History of the House

Restoration architect Eugene Cizek, Ph.D., AIA, has dated the earliest rooms in the house to 1764. The original house consisted of two rooms with a shared chimney, and a surrounding gallery.

"Once restored and properly interpreted, the house will become one of the most significant homes along the River Road" Jonathan Fricker, Director
Division of Historic Preservation,
State of Louisiana_ Sept. 25, 1993


The French Creole-styled house's earliest walls are constructed of mud and moss between cypress beams, and later additions were built with bricks between posts. One room was added prior to 1800, with another two rooms added in the early 1800s. Five more rooms were added from the mid 1800s through the early part of the 20th Century, bringing the present floor plan to ten rooms.

hourglass as bullet Past Owners 1764 - Jean Baptiste Laubel settles on land fronting the Mississippi River that would later hold the main building of the Godchaux Sugar Refinery.

1809 - The land is split and sold by Laubel's two sons.

1822 - Francois and Elisee Rillieux - brothers, and free men of color, who in 1822, purchased the house and began buying land adjacent to the property. They amassed a plantation with a 14 1/2 arpent front, the forerunner of Reserve. The Rillieuxs are possible cousins of Norbert Rillieux (1806-1894) who revolutionized the sugar refining industry during the 1840s by adapting the vacuum pan process to the refining of sugar. The Rillieux brothers operated a large sugar operation from l822 to 1833.

1833 - Antoine Boudesquie - buys the plantation after the death of Francois Rillieux.

1869 - Leon Godchaux - a French born Jewish merchant from New Orleans purchased the plantation from Boudesquie's widow. By the late 1800s Godchaux and his descendants had turned the plantation and the sugar refinery into one of the largest sugar industries in the world. Before the death of Leon Godchaux in 1899, he was known as "Louisiana's Sugar King".

By the early 20th century, Godchaux's sugar refinery had become the largest in the U.S. Those who worked at the refinery, built their homes close by and thus the town of Reserve became established. The refinery, became the economic base of Reserve's residents through most of the 20th century.

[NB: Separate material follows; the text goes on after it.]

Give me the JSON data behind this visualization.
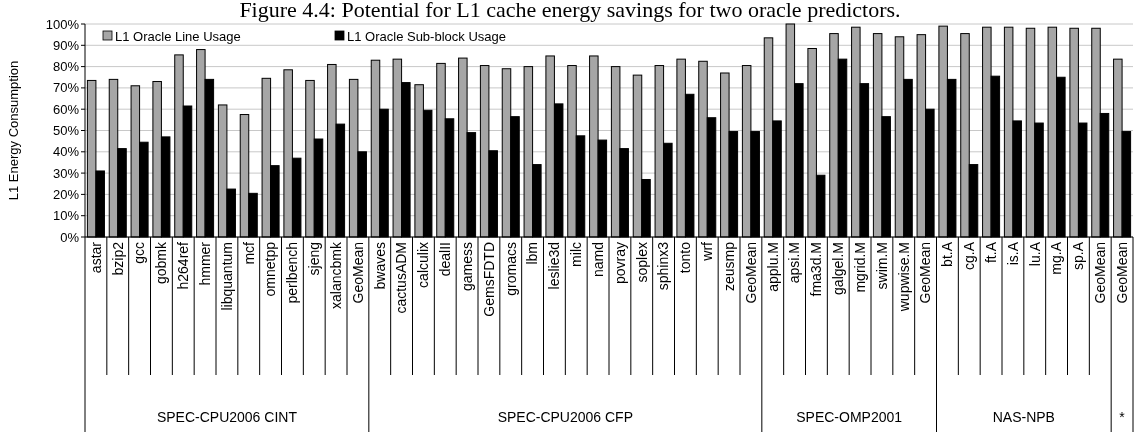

So important was the Reserve Plantation that in the fall of 1909, President William Howard Taft, in the company of 117 senators and congressmen, and twenty four governors, docked at the house on the way to New Orleans.

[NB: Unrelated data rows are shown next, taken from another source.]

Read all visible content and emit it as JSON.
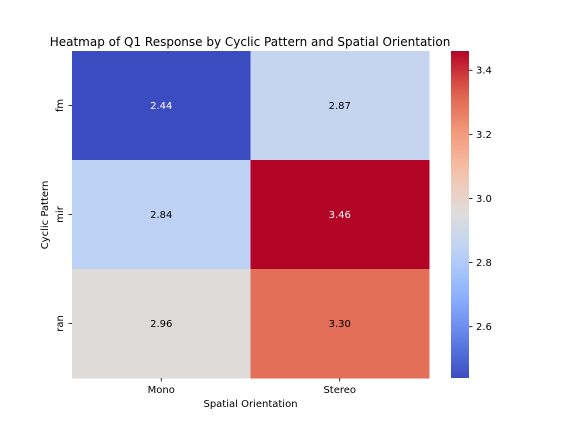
{
  "chart_data": {
    "type": "heatmap",
    "title": "Heatmap of Q1 Response by Cyclic Pattern and Spatial Orientation",
    "xlabel": "Spatial Orientation",
    "ylabel": "Cyclic Pattern",
    "x_categories": [
      "Mono",
      "Stereo"
    ],
    "y_categories": [
      "fm",
      "mir",
      "ran"
    ],
    "values": [
      [
        2.44,
        2.87
      ],
      [
        2.84,
        3.46
      ],
      [
        2.96,
        3.3
      ]
    ],
    "value_labels": [
      [
        "2.44",
        "2.87"
      ],
      [
        "2.84",
        "3.46"
      ],
      [
        "2.96",
        "3.30"
      ]
    ],
    "colormap": "coolwarm",
    "vmin": 2.44,
    "vmax": 3.46,
    "colorbar_ticks": [
      2.6,
      2.8,
      3.0,
      3.2,
      3.4
    ],
    "colorbar_tick_labels": [
      "2.6",
      "2.8",
      "3.0",
      "3.2",
      "3.4"
    ],
    "grid": false
  }
}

1975 - The Hunt Brothers from Texas purchase the refinery through their Great Western Company.

1985 - The Hunts declare bankruptcy and the refinery closed its doors.

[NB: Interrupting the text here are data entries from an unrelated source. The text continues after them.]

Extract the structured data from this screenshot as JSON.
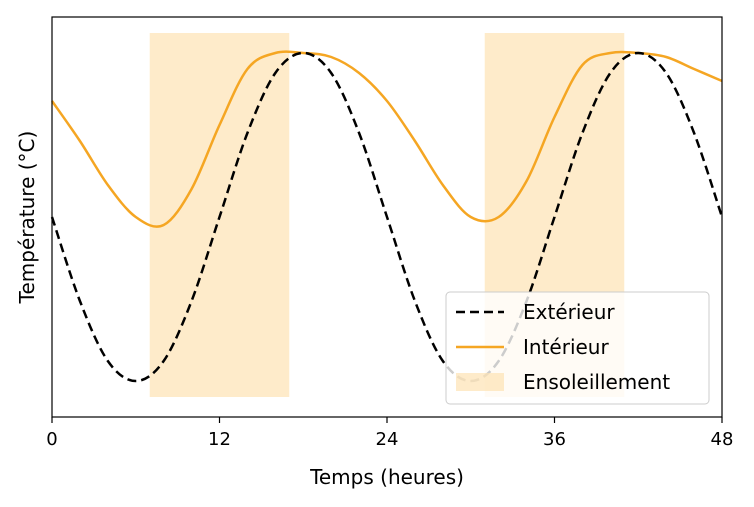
{
  "chart_data": {
    "type": "line",
    "xlabel": "Temps (heures)",
    "ylabel": "Température (°C)",
    "xlim": [
      0,
      48
    ],
    "ylim": [
      0,
      1
    ],
    "xticks": [
      0,
      12,
      24,
      36,
      48
    ],
    "grid": false,
    "legend_position": "bottom-right",
    "x": [
      0,
      2,
      4,
      6,
      8,
      10,
      12,
      14,
      16,
      18,
      20,
      22,
      24,
      26,
      28,
      30,
      32,
      34,
      36,
      38,
      40,
      42,
      44,
      46,
      48
    ],
    "series": [
      {
        "name": "Extérieur",
        "color": "#000000",
        "style": "dashed",
        "values": [
          0.5,
          0.29,
          0.14,
          0.09,
          0.14,
          0.29,
          0.5,
          0.71,
          0.86,
          0.91,
          0.86,
          0.71,
          0.5,
          0.29,
          0.14,
          0.09,
          0.14,
          0.29,
          0.5,
          0.71,
          0.86,
          0.91,
          0.86,
          0.71,
          0.5
        ]
      },
      {
        "name": "Intérieur",
        "color": "#f5a623",
        "style": "solid",
        "values": [
          0.79,
          0.69,
          0.58,
          0.5,
          0.48,
          0.57,
          0.73,
          0.87,
          0.91,
          0.91,
          0.9,
          0.86,
          0.79,
          0.69,
          0.58,
          0.5,
          0.5,
          0.59,
          0.75,
          0.88,
          0.91,
          0.91,
          0.9,
          0.87,
          0.84
        ]
      }
    ],
    "shaded_regions": [
      {
        "name": "Ensoleillement",
        "x_start": 7,
        "x_end": 17,
        "y_start": 0.05,
        "y_end": 0.96,
        "color": "#fde2b3"
      },
      {
        "name": "Ensoleillement",
        "x_start": 31,
        "x_end": 41,
        "y_start": 0.05,
        "y_end": 0.96,
        "color": "#fde2b3"
      }
    ],
    "legend": [
      "Extérieur",
      "Intérieur",
      "Ensoleillement"
    ]
  }
}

1988 - Barry Silverton and Pacific Malibu Development Corp. of California bought the site and converted it into a bulk cargo shipping terminal.

1992 - The Port of South Louisiana purchased the property and renamed it Globalplex.


hourglass as bullet Landmark Preserved

In 1993, the River Road Historical Society, preserved this historic landmark by moving the Gaudchaux-Reserve House from the Globalplex site, completing Phase I of restoration. The move was necessary because of a planned expansion of the Globalplex facility. The House was relocated to the corner of West 10th Street and River Road, a site approximately 100 yards from where it was originally built on the Port's property.

The Port of South Louisiana conveyed ownership of the House to River Road Historical Society in September of 1993. The House's new location is a part of the original Reserve Plantation properties.